Kakek tadi bersama dua orang temannya memberanikan diri mendekati pintu pagar tembok.

“Anjing-anjing kelaparan, kalian mau apa ribut-ribut disini?” seorang tukang pukul membentak sambil melintangkan toyanya, sikapnya mengancam dan sombong sekali.

“Kami hampir mati kelaparan…..” kata kakek itu merendah, “Kami hendak mohon belas kasihan Kwi-wangwe, mohon bantuan sedikit gandum untuk penyambung nyawa…..”

“Pengemis-pengemis kelaparan, pergi kalian! Kwi-wangwe mana ada waktu untuk melayani kalian? Sedang ada tamu agung dan sibuk. Pergi!”



“Kasihanilah kami….. biarlah kami diberi pinjaman gandum, kelak tentu kami bayar dengan tenaga…..” Kakek itu mendesak. 

“Setan, tidak lekas pergi?” empat orang tukang pukul itu menjadi marah sekali dan serentak mereka menggerakkan toya menerjang maju.



Segera terdengar suara bak-bik-buk disusul pekik kesakitan ketika para petani itu dipukul. Percuma saja mereka mencoba melawan karena mereka yang di waktu sehat saja tidak mampu melawan tukang-tukang pukul ini, apalagi sekarang dalam keadaan hampir mati kelaparan.

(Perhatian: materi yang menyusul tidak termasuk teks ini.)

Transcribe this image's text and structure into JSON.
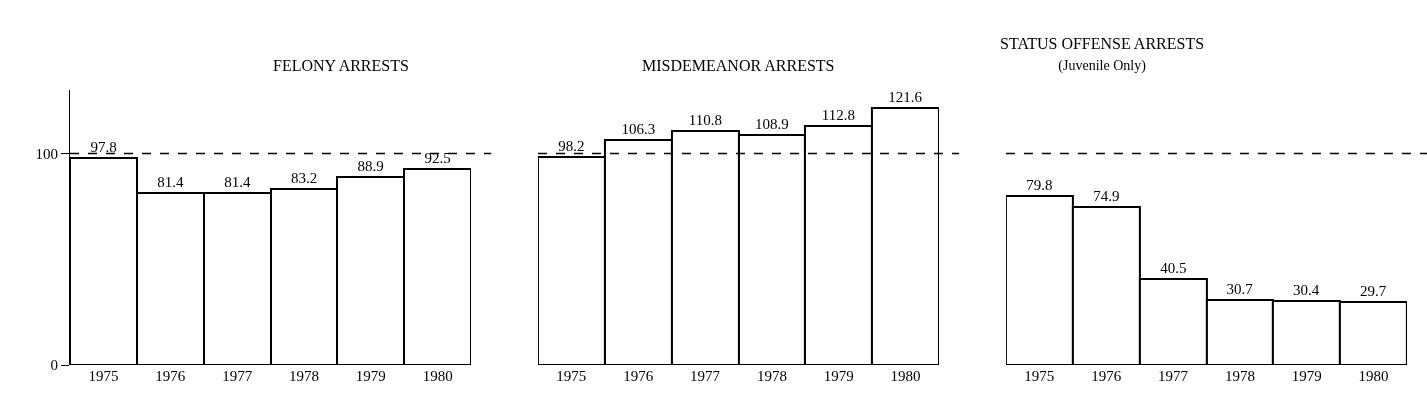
{
  "chart_data": [
    {
      "type": "bar",
      "title": "FELONY ARRESTS",
      "categories": [
        "1975",
        "1976",
        "1977",
        "1978",
        "1979",
        "1980"
      ],
      "values": [
        97.8,
        81.4,
        81.4,
        83.2,
        88.9,
        92.5
      ],
      "color": "#ffffff",
      "data_labels": true,
      "ylim": [
        0,
        130
      ],
      "yticks": [
        0,
        100
      ],
      "ref_lines": [
        {
          "axis": "y",
          "value": 100,
          "line_style": "dashed",
          "color": "#000000"
        }
      ]
    },
    {
      "type": "bar",
      "title": "MISDEMEANOR ARRESTS",
      "categories": [
        "1975",
        "1976",
        "1977",
        "1978",
        "1979",
        "1980"
      ],
      "values": [
        98.2,
        106.3,
        110.8,
        108.9,
        112.8,
        121.6
      ],
      "color": "#ffffff",
      "data_labels": true,
      "tick_labels": "x",
      "ref_lines": [
        {
          "axis": "y",
          "value": 100,
          "line_style": "dashed",
          "color": "#000000"
        }
      ]
    },
    {
      "type": "bar",
      "title": "STATUS OFFENSE ARRESTS",
      "subtitle": "(Juvenile Only)",
      "categories": [
        "1975",
        "1976",
        "1977",
        "1978",
        "1979",
        "1980"
      ],
      "values": [
        79.8,
        74.9,
        40.5,
        30.7,
        30.4,
        29.7
      ],
      "color": "#ffffff",
      "data_labels": true,
      "tick_labels": "x",
      "ref_lines": [
        {
          "axis": "y",
          "value": 100,
          "line_style": "dashed",
          "color": "#000000"
        }
      ]
    }
  ]
}
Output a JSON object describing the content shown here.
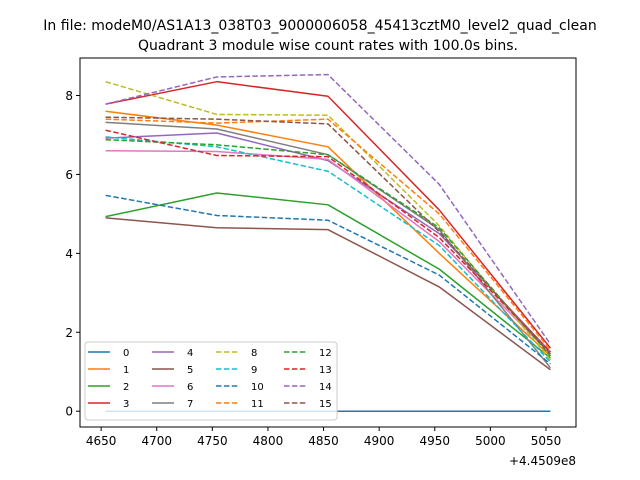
{
  "header": {
    "file_line": "In file: modeM0/AS1A13_038T03_9000006058_45413cztM0_level2_quad_clean",
    "title": "Quadrant 3 module wise count rates with 100.0s bins."
  },
  "chart_data": {
    "type": "line",
    "title": "Quadrant 3 module wise count rates with 100.0s bins.",
    "xlabel": "",
    "ylabel": "",
    "x_offset_label": "+4.4509e8",
    "x_offset": 445090000,
    "x": [
      4654,
      4754,
      4854,
      4954,
      5054
    ],
    "xlim": [
      4631,
      5077
    ],
    "ylim": [
      -0.4,
      8.95
    ],
    "xticks": [
      4650,
      4700,
      4750,
      4800,
      4850,
      4900,
      4950,
      5000,
      5050
    ],
    "xtick_labels": [
      "4650",
      "4700",
      "4750",
      "4800",
      "4850",
      "4900",
      "4950",
      "5000",
      "5050"
    ],
    "yticks": [
      0,
      2,
      4,
      6,
      8
    ],
    "ytick_labels": [
      "0",
      "2",
      "4",
      "6",
      "8"
    ],
    "grid": false,
    "legend_position": "lower-left",
    "legend_columns": 4,
    "series": [
      {
        "name": "0",
        "color": "#1f77b4",
        "dash": "solid",
        "values": [
          0.0,
          0.0,
          0.0,
          0.0,
          0.0
        ]
      },
      {
        "name": "1",
        "color": "#ff7f0e",
        "dash": "solid",
        "values": [
          7.6,
          7.25,
          6.7,
          4.0,
          1.4
        ]
      },
      {
        "name": "2",
        "color": "#2ca02c",
        "dash": "solid",
        "values": [
          4.93,
          5.53,
          5.23,
          3.6,
          1.35
        ]
      },
      {
        "name": "3",
        "color": "#d62728",
        "dash": "solid",
        "values": [
          7.78,
          8.35,
          7.98,
          5.1,
          1.6
        ]
      },
      {
        "name": "4",
        "color": "#9467bd",
        "dash": "solid",
        "values": [
          6.92,
          7.05,
          6.35,
          4.5,
          1.5
        ]
      },
      {
        "name": "5",
        "color": "#8c564b",
        "dash": "solid",
        "values": [
          4.9,
          4.65,
          4.6,
          3.15,
          1.05
        ]
      },
      {
        "name": "6",
        "color": "#e377c2",
        "dash": "solid",
        "values": [
          6.6,
          6.58,
          6.38,
          4.3,
          1.45
        ]
      },
      {
        "name": "7",
        "color": "#7f7f7f",
        "dash": "solid",
        "values": [
          7.32,
          7.15,
          6.5,
          4.6,
          1.1
        ]
      },
      {
        "name": "8",
        "color": "#bcbd22",
        "dash": "dashed",
        "values": [
          8.35,
          7.52,
          7.5,
          4.7,
          1.3
        ]
      },
      {
        "name": "9",
        "color": "#17becf",
        "dash": "dashed",
        "values": [
          6.95,
          6.7,
          6.08,
          4.2,
          1.25
        ]
      },
      {
        "name": "10",
        "color": "#1f77b4",
        "dash": "dashed",
        "values": [
          5.47,
          4.96,
          4.84,
          3.45,
          1.2
        ]
      },
      {
        "name": "11",
        "color": "#ff7f0e",
        "dash": "dashed",
        "values": [
          7.4,
          7.3,
          7.4,
          5.0,
          1.55
        ]
      },
      {
        "name": "12",
        "color": "#2ca02c",
        "dash": "dashed",
        "values": [
          6.88,
          6.75,
          6.5,
          4.65,
          1.4
        ]
      },
      {
        "name": "13",
        "color": "#d62728",
        "dash": "dashed",
        "values": [
          7.12,
          6.48,
          6.45,
          4.4,
          1.5
        ]
      },
      {
        "name": "14",
        "color": "#9467bd",
        "dash": "dashed",
        "values": [
          7.78,
          8.47,
          8.53,
          5.75,
          1.7
        ]
      },
      {
        "name": "15",
        "color": "#8c564b",
        "dash": "dashed",
        "values": [
          7.45,
          7.4,
          7.28,
          4.55,
          1.45
        ]
      }
    ]
  }
}
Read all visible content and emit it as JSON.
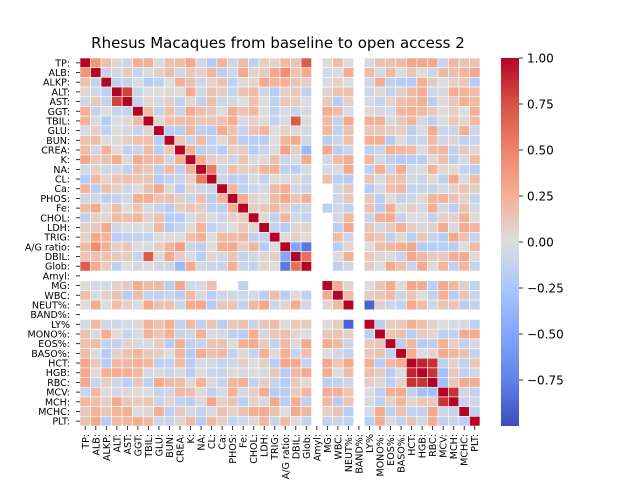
{
  "chart_data": {
    "type": "heatmap",
    "title": "Rhesus Macaques from baseline to open access 2",
    "xlabel": "",
    "ylabel": "",
    "labels": [
      "TP:",
      "ALB:",
      "ALKP:",
      "ALT:",
      "AST:",
      "GGT:",
      "TBIL:",
      "GLU:",
      "BUN:",
      "CREA:",
      "K:",
      "NA:",
      "CL:",
      "Ca:",
      "PHOS:",
      "Fe:",
      "CHOL:",
      "LDH:",
      "TRIG:",
      "A/G ratio:",
      "DBIL:",
      "Glob:",
      "Amyl:",
      "MG:",
      "WBC:",
      "NEUT%:",
      "BAND%:",
      "LY%",
      "MONO%:",
      "EOS%:",
      "BASO%:",
      "HCT:",
      "HGB:",
      "RBC:",
      "MCV:",
      "MCH:",
      "MCHC:",
      "PLT:"
    ],
    "value_range": [
      -1.0,
      1.0
    ],
    "colorbar_ticks": [
      "1.00",
      "0.75",
      "0.50",
      "0.25",
      "0.00",
      "−0.25",
      "−0.50",
      "−0.75"
    ],
    "colorbar_tick_values": [
      1.0,
      0.75,
      0.5,
      0.25,
      0.0,
      -0.25,
      -0.5,
      -0.75
    ],
    "colormap": "coolwarm",
    "colors": {
      "low": "#3b4cc0",
      "mid": "#dddddd",
      "high": "#b40426"
    },
    "diagonal": 1.0,
    "missing_labels": [
      "Amyl:",
      "BAND%:"
    ],
    "missing_cells": [
      [
        "MG:",
        "Ca:"
      ],
      [
        "MG:",
        "PHOS:"
      ],
      [
        "MG:",
        "CHOL:"
      ],
      [
        "MG:",
        "LDH:"
      ],
      [
        "MG:",
        "TRIG:"
      ],
      [
        "MG:",
        "A/G ratio:"
      ],
      [
        "MG:",
        "DBIL:"
      ],
      [
        "MG:",
        "Glob:"
      ],
      [
        "Ca:",
        "MG:"
      ],
      [
        "PHOS:",
        "MG:"
      ]
    ],
    "highlighted_correlations": [
      {
        "row": "TP:",
        "col": "Glob:",
        "value": 0.7
      },
      {
        "row": "TP:",
        "col": "ALB:",
        "value": 0.4
      },
      {
        "row": "ALT:",
        "col": "AST:",
        "value": 0.8
      },
      {
        "row": "TBIL:",
        "col": "DBIL:",
        "value": 0.7
      },
      {
        "row": "A/G ratio:",
        "col": "DBIL:",
        "value": -0.5
      },
      {
        "row": "A/G ratio:",
        "col": "Glob:",
        "value": -0.8
      },
      {
        "row": "A/G ratio:",
        "col": "ALB:",
        "value": 0.45
      },
      {
        "row": "DBIL:",
        "col": "Glob:",
        "value": 0.6
      },
      {
        "row": "NEUT%:",
        "col": "LY%",
        "value": -0.9
      },
      {
        "row": "HCT:",
        "col": "HGB:",
        "value": 0.9
      },
      {
        "row": "HCT:",
        "col": "RBC:",
        "value": 0.85
      },
      {
        "row": "HGB:",
        "col": "RBC:",
        "value": 0.85
      },
      {
        "row": "MCV:",
        "col": "MCH:",
        "value": 0.85
      },
      {
        "row": "CL:",
        "col": "NA:",
        "value": 0.55
      },
      {
        "row": "K:",
        "col": "TP:",
        "value": 0.3
      },
      {
        "row": "HCT:",
        "col": "TP:",
        "value": 0.3
      },
      {
        "row": "HGB:",
        "col": "TP:",
        "value": 0.3
      },
      {
        "row": "RBC:",
        "col": "TP:",
        "value": 0.3
      },
      {
        "row": "CREA:",
        "col": "Glob:",
        "value": -0.35
      },
      {
        "row": "CREA:",
        "col": "A/G ratio:",
        "value": 0.35
      },
      {
        "row": "HGB:",
        "col": "MCV:",
        "value": -0.3
      },
      {
        "row": "RBC:",
        "col": "MCV:",
        "value": -0.3
      },
      {
        "row": "GLU:",
        "col": "CL:",
        "value": -0.2
      },
      {
        "row": "TP:",
        "col": "CL:",
        "value": -0.2
      }
    ]
  }
}
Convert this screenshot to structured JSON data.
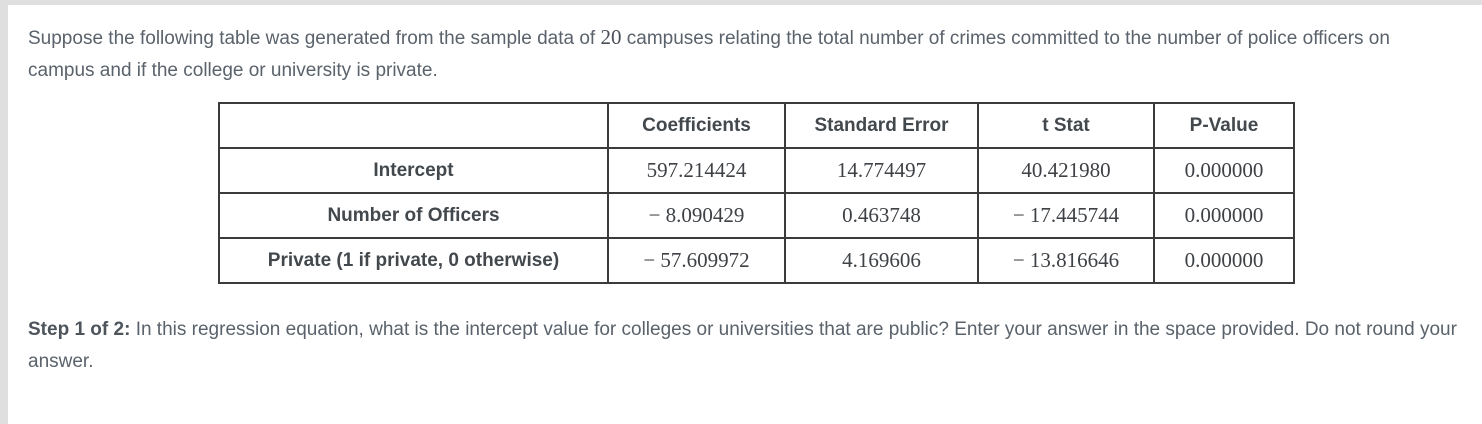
{
  "intro": {
    "text_before": "Suppose the following table was generated from the sample data of ",
    "sample_size": "20",
    "text_after": " campuses relating the total number of crimes committed to the number of police officers on campus and if the college or university is private."
  },
  "table": {
    "corner_label": "",
    "columns": [
      "Coefficients",
      "Standard Error",
      "t Stat",
      "P-Value"
    ],
    "rows": [
      {
        "label": "Intercept",
        "coefficient": "597.214424",
        "standard_error": "14.774497",
        "t_stat": "40.421980",
        "p_value": "0.000000"
      },
      {
        "label": "Number of Officers",
        "coefficient": "− 8.090429",
        "standard_error": "0.463748",
        "t_stat": "− 17.445744",
        "p_value": "0.000000"
      },
      {
        "label": "Private (1 if private, 0 otherwise)",
        "coefficient": "− 57.609972",
        "standard_error": "4.169606",
        "t_stat": "− 13.816646",
        "p_value": "0.000000"
      }
    ]
  },
  "step": {
    "label": "Step 1 of 2:",
    "text": "In this regression equation, what is the intercept value for colleges or universities that are public? Enter your answer in the space provided. Do not round your answer."
  }
}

“Kejam sekali! Anjing-anjing penjaga, jangan gigit orang.” 

Tan Hok melompat ke depan dan sekali dia menggerakkan kedua kaki tangannya, empat orang tukang pukul itu roboh, toya mereka ada yang patah ada yang terlempar jauh. Bukan main kaget hati mereka. Apalagi ketika mereka melihat bahwa yang merobohkan mereka begitu mudahnya hanyalah seorang pemuda yang tubuhnya seperti raksasa.



“Tolong….. ada pengacau…..!” Mereka berteriak-teriak ke dalam sambil merayap bangun.

Berbondong-bondong dari dalam gedung keluar belasan orang tukang pukul, malah diantara mereka ada yang berpakaian seperti serdadu pemerintah Goan. Mereka ini ada yang membawa golok, toya, atau pedang dan dengan sikap mengancam mereka menyerbu keluar. 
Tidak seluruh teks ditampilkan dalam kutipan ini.